Components

  • Altera Nios II "soft-core" processor Altera Nios II "soft-core" processor For the project, the Altera DE0-Nano board will be the most likely choice for payload projects. It features an Altera Cyclone IV FPGA and LEDs, dip switches, and debounce pushbutton switches for user interaction. For mobile applications, the board will need to be powered by a battery. For developing the code, the Altera DE2 board will be our board of choice. The board is already provided and wired in the digital lab on campus.
  • Triple-Axis Accelerometer Triple-Axis Accelerometer The sensor being used for measuring acceleration is the ADXL345 three-axis accelerometer. As the name suggests, it will receive and transmit acceleration data from all three axis. The data sent and received by the sensor will be done using the I2C peripheral included with the sensor. Two addresses are available for I2C communication. Two interrupt lines are available for use. These lines will allow for certain functions to be performed before resuming normal operations, such as reading acceleration data. There are 57 available registers with 30 available to read and/or write. Some of these registers will be directly memory-mapped on the NIOS processor, such as the acceleration and interrupt registers. The unused or rarely used registers will have the ability to be accessed by setting up a memory-mapped lookup table of these addresses. This will allow other users to access these registers at a later date.

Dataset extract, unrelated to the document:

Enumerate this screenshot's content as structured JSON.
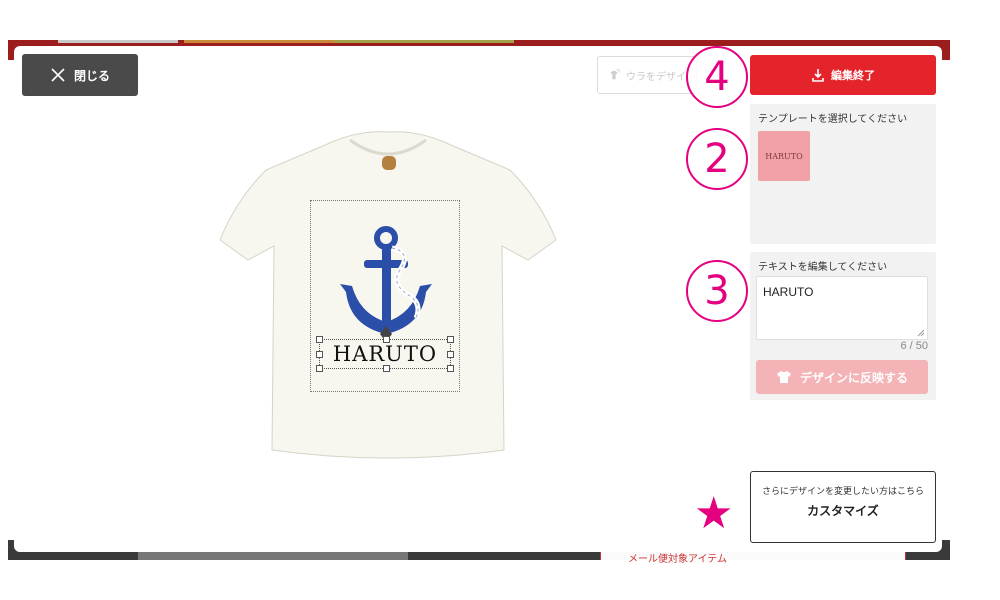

  • Triple-Axis Digital Output Gyro Triple-Axis Digital Output Gyro The sensor which is being used for gyroscopic measurements is the ITG-3200 Triple-Axis Digital-Output Gyroscope. This sensor will provide Pitch, Roll, and Yaw data for real-time applications. The ITG-3200 features three 16-bit analog-to-digital converters (ADCs) for digitizing the gyro outputs, a user-selectable internal low-pass filter bandwidth, and a Fast-Mode I2C (400 kHz) interface. Additional features include an embedded temperature sensor and a 2% accurate internal oscillator. The ITG-3200 triple-axis digital-output gyroscope includes three integrated 16-bit ADCs which provide simultaneous sampling of gyros while requiring no external multiplexer and optional external clock inputs of 32.768 kHz or 19.2 MHz to synchronize with system clock. There are 62 registers on the ITG-3200, 9 of which will be directly memory-mapped on the NIOS processor. The unused or rarely used registers will have the ability to be accessed by setting up a memory-mapped lookup table of these addresses. This will allow other users to access these registers at a later date.
  • Triple-Axis Magnetometer Triple-Axis Magnetometer The HMC5843 is a tri-axis Magnetometer that is used for low field magnetic sensing that has a digital interface. This allows us to be able to use the HMC5843 to act as a compass or magnetometry. For our purposes we’ll be using it as a compass to be able to get a heading for the balloon. The way this works is the FPGA will input a clock to the HMC5843 as well as provide a data line that will act as an input and output to the FPGA and HMC5843. This is an I2C bus that works by the Master device, the FPGA, sending a start condition to the Slave device, the HMC5843. After receiving this start bit the Slave device waits for a device address to make sure the Master is talking with it. After confirming that the master is talking to it, it will wait for a signal to tell it to either wait to receive to start transmitting data. This data will, as stated before, will be used to determine heading. Data is stored in 6 different registers, 2 for each axis. Once this data is ready a ready bit is flipped and will be pulled by the FPGA that’s waiting for this data. Once the FPGA reads that the ready bit is flipped it will send the send command to the HMC5843 and it will begin transition. Once it receives this data, the data will undergo calculations to convert it to a usable sum that will be displayed on a LCD.
  • Thermocouple Sensors Thermocouple Sensors The Analog-to-Digital Converter (ADC converter) will be the main component responsible for refining signals from the attached thermocouple into a digital format. Once collected, the data will be sent to the FPGA via I2C or a similar peripheral where the FPGA will utilize software compensation to produce meaningful temperature data. ADC converters come packed a variety of features that will affect the final aspects and design of the thermocouple unit. Some features include filtering, programmable gain amplification, sampling rates, resolution and the number of thermocouple units that can be interfaced with the ADC converter. In order to perform software compensation, the temperature at the inputs of the thermocouple unit to the ADC converter will have to be known. In order to produce a predicable temperature at this area, the ADC converter inputs will be heated by a piece of copper. After this a high resolution temperature sensor (such as a thermistor or RTD) will be utilized to record the temperature and transmit the data to the FPGA.